Ask the Experts: Reliability and Risk Assessments
"Commercial Airplanes Are Reliable” is US Coast Guard Electricians Mate Second Class Paul Frantz’s artistic interpretation of the outcome of reliability and risk assessments. American commercial aviation is by huge margins the safest way to travel. Continually addressing reliability and risk is the reason. It is also the solution in all industry sectors.
This month’s Ask the Experts is a one-on-one lightning round with Alison Adams. Dr. Adams has worked in Florida on large-scale facilities and natural resources projects for over 30 years. As the long-time Chief Technical Officer for Tampa Bay Water (TBW), she was instrumental in evaluating reliability and risk for major capital improvement and asset management programs that re-defined how the greater Tampa Bay region met growth and regulatory challenges. Alison has directed research into climate variability and is seen as a national leader in its potential effects on facilities and infrastructure.
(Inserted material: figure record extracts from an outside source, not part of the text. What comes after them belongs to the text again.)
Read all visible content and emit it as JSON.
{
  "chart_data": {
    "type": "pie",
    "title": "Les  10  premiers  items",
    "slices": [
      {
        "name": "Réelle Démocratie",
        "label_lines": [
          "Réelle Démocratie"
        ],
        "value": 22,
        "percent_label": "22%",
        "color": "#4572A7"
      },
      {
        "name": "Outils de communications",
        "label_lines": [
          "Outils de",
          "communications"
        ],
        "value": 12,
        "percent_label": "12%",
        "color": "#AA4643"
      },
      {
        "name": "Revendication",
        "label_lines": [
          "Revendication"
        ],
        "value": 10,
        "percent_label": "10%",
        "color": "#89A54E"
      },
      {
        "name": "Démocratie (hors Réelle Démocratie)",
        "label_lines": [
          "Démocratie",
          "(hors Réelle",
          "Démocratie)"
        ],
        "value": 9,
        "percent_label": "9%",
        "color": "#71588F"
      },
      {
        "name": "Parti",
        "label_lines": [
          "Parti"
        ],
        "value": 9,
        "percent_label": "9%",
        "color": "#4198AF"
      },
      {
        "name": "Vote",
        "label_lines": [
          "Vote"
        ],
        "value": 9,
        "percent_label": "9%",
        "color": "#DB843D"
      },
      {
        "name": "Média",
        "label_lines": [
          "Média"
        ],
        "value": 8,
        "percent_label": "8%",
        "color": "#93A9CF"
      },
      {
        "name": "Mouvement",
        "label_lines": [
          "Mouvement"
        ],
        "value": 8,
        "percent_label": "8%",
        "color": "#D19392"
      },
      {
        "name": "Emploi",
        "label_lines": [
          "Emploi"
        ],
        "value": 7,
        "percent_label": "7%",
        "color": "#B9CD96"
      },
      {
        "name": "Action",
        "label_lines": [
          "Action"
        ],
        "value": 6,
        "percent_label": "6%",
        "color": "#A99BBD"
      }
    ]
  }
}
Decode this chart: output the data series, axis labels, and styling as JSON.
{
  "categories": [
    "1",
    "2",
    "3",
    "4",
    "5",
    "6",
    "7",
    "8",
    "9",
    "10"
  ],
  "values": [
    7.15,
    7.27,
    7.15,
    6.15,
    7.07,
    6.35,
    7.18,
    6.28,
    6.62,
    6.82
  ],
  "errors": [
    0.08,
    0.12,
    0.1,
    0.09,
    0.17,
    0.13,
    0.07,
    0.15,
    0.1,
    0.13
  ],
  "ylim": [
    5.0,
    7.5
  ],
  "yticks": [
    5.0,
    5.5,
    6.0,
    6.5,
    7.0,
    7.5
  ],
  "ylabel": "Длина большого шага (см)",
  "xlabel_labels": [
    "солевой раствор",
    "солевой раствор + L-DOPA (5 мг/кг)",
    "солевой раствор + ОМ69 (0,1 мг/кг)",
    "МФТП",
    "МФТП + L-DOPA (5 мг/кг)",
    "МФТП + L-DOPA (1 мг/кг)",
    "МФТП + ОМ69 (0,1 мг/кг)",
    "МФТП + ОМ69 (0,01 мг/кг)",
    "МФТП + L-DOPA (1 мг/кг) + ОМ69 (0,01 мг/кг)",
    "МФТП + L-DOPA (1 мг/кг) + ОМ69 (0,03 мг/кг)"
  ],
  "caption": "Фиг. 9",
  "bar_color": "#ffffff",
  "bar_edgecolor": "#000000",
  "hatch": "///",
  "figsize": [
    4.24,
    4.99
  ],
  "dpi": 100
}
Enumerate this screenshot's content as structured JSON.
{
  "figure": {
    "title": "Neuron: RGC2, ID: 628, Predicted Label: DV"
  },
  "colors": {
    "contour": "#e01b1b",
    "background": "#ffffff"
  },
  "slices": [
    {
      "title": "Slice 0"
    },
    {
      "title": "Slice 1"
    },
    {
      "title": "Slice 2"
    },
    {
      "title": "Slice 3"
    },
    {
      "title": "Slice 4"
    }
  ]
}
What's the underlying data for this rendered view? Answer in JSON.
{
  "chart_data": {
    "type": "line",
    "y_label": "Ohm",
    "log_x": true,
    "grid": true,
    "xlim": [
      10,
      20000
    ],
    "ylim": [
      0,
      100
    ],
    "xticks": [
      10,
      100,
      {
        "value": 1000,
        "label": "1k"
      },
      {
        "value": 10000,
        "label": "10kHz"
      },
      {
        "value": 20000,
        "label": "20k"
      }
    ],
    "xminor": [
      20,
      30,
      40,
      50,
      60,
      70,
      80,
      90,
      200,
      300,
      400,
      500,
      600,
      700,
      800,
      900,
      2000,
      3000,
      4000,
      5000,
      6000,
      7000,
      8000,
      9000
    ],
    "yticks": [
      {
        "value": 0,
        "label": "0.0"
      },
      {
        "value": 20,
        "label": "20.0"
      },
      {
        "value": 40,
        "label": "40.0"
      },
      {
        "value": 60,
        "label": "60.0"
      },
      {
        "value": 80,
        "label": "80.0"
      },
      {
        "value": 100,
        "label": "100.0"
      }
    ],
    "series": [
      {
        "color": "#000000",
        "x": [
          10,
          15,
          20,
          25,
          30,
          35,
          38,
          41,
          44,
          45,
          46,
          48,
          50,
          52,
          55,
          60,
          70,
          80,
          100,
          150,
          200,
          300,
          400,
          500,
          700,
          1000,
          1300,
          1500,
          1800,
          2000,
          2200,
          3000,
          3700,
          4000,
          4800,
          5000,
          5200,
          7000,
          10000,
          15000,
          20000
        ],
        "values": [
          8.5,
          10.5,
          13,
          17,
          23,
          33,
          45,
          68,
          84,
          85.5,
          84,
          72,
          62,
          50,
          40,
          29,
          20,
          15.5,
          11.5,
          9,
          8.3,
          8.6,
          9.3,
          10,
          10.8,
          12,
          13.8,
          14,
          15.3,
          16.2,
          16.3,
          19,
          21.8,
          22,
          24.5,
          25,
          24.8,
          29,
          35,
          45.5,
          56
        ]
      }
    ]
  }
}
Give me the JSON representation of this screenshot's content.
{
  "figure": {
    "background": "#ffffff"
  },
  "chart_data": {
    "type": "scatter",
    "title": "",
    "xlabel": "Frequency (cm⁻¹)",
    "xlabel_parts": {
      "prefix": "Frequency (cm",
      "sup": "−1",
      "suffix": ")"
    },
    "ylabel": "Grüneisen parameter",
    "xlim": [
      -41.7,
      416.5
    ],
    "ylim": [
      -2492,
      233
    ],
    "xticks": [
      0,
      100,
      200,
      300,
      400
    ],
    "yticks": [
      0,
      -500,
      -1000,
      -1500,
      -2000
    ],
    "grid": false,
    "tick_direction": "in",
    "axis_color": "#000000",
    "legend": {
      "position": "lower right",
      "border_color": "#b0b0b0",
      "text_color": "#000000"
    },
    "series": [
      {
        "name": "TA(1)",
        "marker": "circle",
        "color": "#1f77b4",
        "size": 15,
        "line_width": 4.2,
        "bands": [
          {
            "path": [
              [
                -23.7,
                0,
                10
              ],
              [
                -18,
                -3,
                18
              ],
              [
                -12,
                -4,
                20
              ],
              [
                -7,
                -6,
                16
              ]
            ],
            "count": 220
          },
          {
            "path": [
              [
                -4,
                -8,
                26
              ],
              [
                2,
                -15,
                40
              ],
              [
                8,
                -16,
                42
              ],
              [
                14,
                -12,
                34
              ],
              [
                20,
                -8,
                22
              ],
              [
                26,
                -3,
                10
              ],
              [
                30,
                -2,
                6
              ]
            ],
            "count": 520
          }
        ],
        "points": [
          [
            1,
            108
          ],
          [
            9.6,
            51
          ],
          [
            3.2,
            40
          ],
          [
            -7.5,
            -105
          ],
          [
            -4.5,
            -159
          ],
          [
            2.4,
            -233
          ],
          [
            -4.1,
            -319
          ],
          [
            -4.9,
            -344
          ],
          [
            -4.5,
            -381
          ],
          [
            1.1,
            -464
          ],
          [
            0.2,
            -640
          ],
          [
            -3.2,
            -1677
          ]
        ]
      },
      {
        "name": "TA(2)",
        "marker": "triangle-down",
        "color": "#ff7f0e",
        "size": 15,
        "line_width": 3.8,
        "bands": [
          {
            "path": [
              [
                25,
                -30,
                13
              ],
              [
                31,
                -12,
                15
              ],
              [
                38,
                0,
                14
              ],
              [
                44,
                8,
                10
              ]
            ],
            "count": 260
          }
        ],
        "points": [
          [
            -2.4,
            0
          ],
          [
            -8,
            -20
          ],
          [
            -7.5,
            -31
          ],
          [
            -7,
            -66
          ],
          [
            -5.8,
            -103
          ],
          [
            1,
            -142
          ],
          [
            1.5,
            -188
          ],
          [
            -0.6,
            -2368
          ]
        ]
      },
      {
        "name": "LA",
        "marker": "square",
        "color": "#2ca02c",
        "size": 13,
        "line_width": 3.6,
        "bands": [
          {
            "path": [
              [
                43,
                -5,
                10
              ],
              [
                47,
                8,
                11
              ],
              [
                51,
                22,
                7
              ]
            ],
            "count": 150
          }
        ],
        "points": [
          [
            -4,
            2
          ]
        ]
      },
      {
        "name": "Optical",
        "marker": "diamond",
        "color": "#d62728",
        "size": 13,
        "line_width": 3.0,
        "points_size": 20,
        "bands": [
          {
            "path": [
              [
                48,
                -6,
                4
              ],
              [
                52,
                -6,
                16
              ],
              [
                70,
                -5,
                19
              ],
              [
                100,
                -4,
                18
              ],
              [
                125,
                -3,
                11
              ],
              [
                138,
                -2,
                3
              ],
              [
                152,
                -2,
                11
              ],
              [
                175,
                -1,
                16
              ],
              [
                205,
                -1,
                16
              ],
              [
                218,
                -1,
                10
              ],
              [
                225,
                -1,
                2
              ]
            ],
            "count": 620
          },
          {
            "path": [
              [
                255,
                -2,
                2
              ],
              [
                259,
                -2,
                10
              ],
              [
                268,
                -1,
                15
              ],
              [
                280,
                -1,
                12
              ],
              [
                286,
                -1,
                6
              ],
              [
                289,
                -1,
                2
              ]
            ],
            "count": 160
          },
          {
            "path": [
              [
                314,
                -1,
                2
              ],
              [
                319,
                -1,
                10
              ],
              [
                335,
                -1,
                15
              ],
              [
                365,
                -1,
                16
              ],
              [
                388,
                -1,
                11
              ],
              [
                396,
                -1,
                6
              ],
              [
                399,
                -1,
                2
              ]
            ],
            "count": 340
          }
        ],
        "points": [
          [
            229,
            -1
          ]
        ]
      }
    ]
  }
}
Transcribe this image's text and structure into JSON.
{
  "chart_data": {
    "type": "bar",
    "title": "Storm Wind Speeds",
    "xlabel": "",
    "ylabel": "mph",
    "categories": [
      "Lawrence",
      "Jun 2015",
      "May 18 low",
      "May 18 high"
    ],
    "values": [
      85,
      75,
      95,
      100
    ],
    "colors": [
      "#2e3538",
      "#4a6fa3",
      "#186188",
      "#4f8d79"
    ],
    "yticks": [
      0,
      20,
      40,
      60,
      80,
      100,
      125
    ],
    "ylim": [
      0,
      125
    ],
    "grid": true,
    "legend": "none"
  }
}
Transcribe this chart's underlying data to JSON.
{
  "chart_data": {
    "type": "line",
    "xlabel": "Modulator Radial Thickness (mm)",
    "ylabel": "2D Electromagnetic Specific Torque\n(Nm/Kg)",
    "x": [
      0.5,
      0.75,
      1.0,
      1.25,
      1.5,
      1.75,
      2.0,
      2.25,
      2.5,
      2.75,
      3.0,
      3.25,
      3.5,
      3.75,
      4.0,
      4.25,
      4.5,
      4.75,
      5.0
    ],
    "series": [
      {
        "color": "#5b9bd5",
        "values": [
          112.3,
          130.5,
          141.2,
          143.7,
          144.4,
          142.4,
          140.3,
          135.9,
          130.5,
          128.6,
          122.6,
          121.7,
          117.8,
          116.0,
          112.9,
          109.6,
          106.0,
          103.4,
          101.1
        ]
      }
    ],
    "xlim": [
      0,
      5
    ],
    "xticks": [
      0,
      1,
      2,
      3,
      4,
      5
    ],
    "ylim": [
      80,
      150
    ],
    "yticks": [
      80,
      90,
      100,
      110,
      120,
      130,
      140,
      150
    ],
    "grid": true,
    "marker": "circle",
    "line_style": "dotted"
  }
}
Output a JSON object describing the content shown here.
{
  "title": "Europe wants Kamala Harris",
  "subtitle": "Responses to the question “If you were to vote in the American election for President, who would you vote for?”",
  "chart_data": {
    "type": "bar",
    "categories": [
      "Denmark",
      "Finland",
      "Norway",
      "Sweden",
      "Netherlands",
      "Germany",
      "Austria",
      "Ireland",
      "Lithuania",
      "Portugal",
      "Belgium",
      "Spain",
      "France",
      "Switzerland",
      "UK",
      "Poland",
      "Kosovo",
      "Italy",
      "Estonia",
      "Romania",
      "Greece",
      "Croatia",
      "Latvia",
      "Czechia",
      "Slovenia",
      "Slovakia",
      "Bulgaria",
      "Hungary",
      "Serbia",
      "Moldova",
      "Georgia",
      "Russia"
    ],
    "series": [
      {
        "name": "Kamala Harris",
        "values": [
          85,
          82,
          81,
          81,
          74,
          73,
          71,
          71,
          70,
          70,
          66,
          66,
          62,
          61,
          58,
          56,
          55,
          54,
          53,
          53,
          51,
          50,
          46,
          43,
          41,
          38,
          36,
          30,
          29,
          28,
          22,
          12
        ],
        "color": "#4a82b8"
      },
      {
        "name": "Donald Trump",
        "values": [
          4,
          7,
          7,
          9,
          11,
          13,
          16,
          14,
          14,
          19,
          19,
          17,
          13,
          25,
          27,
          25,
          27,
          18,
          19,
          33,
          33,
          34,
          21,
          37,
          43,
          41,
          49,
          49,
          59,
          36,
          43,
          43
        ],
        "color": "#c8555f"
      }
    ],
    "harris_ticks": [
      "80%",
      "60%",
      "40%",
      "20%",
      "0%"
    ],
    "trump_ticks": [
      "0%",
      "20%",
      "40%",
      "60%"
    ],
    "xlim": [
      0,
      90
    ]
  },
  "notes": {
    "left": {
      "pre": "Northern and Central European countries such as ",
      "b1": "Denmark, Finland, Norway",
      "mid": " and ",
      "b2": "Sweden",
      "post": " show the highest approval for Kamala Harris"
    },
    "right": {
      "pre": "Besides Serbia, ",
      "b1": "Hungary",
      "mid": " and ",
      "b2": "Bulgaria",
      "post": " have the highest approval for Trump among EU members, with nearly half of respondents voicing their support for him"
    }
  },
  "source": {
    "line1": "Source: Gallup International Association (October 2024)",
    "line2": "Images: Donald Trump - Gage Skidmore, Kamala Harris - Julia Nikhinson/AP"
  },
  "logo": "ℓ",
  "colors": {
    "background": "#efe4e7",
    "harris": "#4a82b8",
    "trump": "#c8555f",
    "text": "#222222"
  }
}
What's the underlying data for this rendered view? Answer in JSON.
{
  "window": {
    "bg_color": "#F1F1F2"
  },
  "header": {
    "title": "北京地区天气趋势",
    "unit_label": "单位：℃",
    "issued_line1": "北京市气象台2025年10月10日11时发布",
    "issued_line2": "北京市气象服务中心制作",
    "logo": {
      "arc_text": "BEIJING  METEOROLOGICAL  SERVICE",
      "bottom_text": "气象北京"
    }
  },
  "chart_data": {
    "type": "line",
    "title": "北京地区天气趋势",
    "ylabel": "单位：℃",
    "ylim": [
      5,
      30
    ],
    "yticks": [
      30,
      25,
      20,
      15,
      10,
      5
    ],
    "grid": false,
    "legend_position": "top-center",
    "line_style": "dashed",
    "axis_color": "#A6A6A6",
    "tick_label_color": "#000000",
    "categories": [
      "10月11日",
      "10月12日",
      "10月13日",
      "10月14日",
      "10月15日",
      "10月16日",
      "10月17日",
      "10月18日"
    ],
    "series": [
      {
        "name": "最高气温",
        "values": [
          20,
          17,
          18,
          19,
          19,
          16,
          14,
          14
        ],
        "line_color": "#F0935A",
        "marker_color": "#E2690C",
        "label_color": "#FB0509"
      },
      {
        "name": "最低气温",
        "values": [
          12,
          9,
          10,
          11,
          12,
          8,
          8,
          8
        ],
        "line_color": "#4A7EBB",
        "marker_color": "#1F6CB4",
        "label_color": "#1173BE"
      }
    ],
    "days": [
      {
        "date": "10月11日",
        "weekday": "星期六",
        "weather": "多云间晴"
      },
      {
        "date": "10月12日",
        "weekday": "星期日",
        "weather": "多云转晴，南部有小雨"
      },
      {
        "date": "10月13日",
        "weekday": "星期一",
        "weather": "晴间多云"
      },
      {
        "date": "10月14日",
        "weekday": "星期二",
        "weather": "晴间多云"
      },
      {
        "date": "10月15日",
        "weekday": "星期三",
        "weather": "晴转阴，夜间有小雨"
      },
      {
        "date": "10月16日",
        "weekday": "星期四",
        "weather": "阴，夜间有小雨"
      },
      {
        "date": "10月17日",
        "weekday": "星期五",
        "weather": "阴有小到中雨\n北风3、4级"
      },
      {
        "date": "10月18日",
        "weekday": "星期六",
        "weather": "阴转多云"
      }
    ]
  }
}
We were pleased to have Paul Crocker moderate the conversation. Paul leads the maintenance and reliability services for the drinking water facilities at the Kansas City Board of Public Utilities (BPU), a 100-year-old utility that provides safe, dependable water and electric services in Kansas City, Kansas. Paul is seen as a national thought leader in his field of practice; his practitioner credentials include Certified Reliability Leader (CRL), Certified Maintenance and Reliability Professional (CMRP), KDHE Class IV Water Operator, and ABC Class III Plant Maintenance Technologist.
Do the terms “reliability” and “risk” mean different things to different people?
AA: Yes. We need to look at all aspects of each before we use the terms interchangeably.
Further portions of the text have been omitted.